City Council Speaker Christine Quinn laughed off suggestions Thursday that she had purposely scheduled a press conference to rain on an opponent’s endorsement parade–the second time she’s been accused of using the tactic in recent months.
“We should be so well-organized to figure everything out on that level!” said Ms. Quinn, bursting into awkward, raucous laughter when Politicker asked about the timing of her Thursday press conference unveiling a new mobile app for her campaign.
(Her cackle is a particularly well-known response mechanism in city politics.)
Ms. Quinn’s campaign sent out a scheduling announcement for the event hours after former Comptroller Bill Thompson’s campaign announced “a major endorsement of his plans to rebuild New York City’s working class” at the same time outside of City Hall.
“Cynicism–apparently, there’s an app for that,” one political insider remarked on the timing.
But Ms. Quinn said the timing had nothing to do with Mr. Thompson, and that the event was simply fit in between a morning briefing on Mayor Michael Bloomberg’s final executive budget speech and a City Council smoking hearing.

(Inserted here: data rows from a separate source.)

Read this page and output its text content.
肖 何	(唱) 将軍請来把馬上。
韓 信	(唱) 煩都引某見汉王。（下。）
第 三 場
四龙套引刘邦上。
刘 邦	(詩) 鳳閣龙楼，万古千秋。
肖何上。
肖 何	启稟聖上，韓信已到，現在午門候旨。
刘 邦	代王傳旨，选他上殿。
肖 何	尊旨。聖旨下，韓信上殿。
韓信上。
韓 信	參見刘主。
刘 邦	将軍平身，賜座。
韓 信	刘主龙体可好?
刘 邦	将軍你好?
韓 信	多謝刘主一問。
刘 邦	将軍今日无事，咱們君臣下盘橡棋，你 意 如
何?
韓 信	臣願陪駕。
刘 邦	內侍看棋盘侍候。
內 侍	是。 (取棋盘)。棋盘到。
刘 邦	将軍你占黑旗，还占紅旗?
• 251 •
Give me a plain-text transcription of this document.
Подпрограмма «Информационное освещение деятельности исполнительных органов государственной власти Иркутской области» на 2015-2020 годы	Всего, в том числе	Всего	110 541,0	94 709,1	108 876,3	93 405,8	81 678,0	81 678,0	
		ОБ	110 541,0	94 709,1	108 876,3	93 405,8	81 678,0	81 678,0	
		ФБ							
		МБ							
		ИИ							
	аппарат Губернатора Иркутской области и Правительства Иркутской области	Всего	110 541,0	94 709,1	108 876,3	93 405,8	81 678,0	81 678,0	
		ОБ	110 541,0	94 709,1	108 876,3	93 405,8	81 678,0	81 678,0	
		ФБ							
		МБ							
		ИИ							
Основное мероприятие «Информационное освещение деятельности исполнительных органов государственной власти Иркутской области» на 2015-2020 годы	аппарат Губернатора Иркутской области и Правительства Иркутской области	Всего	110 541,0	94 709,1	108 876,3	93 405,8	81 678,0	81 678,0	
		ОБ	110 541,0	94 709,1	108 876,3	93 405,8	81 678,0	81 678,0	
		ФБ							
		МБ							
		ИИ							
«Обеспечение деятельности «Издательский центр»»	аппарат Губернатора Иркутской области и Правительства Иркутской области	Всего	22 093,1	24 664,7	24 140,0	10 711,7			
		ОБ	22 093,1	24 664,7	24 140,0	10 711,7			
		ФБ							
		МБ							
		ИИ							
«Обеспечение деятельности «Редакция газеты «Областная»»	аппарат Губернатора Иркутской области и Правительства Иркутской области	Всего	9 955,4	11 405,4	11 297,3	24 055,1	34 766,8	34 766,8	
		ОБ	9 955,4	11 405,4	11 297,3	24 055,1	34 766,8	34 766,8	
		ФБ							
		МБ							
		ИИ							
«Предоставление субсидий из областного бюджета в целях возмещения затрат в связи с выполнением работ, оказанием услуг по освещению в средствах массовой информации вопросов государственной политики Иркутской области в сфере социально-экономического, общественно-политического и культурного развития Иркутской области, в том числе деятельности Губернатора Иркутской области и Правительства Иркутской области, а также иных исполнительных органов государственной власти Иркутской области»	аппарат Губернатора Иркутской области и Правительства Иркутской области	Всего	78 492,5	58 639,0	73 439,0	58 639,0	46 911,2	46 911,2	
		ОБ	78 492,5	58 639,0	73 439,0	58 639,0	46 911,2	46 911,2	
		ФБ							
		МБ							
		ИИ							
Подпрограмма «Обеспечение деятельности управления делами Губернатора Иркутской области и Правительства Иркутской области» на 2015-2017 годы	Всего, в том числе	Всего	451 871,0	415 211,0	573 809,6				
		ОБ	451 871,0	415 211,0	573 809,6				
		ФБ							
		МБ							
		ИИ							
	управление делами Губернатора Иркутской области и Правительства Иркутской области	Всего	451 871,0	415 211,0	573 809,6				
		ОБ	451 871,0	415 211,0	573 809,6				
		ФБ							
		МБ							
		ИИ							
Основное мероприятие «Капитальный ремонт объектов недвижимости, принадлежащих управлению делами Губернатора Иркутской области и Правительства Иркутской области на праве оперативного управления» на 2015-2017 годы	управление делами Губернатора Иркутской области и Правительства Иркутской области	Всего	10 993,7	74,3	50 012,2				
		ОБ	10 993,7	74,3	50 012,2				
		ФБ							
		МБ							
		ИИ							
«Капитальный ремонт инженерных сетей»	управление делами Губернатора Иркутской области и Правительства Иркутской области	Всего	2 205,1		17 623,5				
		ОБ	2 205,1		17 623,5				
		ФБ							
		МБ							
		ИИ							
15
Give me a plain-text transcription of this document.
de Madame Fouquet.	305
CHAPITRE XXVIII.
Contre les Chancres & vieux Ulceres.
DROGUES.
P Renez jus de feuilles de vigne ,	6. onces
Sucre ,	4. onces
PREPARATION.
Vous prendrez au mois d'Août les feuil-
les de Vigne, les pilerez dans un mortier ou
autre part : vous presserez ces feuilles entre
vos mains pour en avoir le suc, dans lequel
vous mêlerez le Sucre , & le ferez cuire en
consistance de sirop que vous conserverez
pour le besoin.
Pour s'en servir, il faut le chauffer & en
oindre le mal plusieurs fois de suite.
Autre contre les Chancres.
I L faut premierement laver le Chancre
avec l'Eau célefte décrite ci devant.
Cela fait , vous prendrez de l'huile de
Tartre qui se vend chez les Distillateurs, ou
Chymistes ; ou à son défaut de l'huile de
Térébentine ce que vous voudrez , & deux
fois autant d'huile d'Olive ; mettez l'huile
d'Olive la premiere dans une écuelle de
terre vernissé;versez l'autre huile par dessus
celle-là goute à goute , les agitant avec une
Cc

“It’s just a time that worked,” she said.
Ms. Quinn was previously accused of stepping on an opponent’s toes when she made a surprise announcement that the council would pass a bill reducing street vendor fines just as Public Advocate Bill de Blasio, her most vocal critic, was about to unveil a report on small business fines on the steps of City Hall.
“How convenient!” Mr. de Blasio told reporters sarcastically at the time, marveling at what he called “a stunning coincidence.” Ms. Quinn’s council office insisted at the time it was.
For his part, Mr. Thompson tried to keep the focus on his own news: endorsements from Bronx Congressman José Serrano and his son, State Senator José Serrano.
“You’re going to have to ask other people about their campaigns,” he told Politicker when he took questions afterwards. “I just know that today, this is a great day for my campaign. This is a great day being able to stand with two very distinctive New Yorkers as we look to move New York City forward. We’re not looking to divide. We’re not responding to others.”
Ms. Quinn, the early front-runner in the race, also brushed off suggestions Thursday that she has been scaling back her attendance at mayoral forums to avoid increasingly pointed attacks from her rivals.
“The only reason we weren’t able to attend last night or tonight was just because of other commitments, scheduling conflicts,” she said, noting that she’d attended somewhere between 30 and 40 forums already and was committed to attending about a dozen more over the coming weeks.
“It’s been this way for a lot of candidates,” she said, adding that several of her opponents had missed events, too. “Just, unfortunately, sometimes the schedule precludes you to being everywhere and at every event.”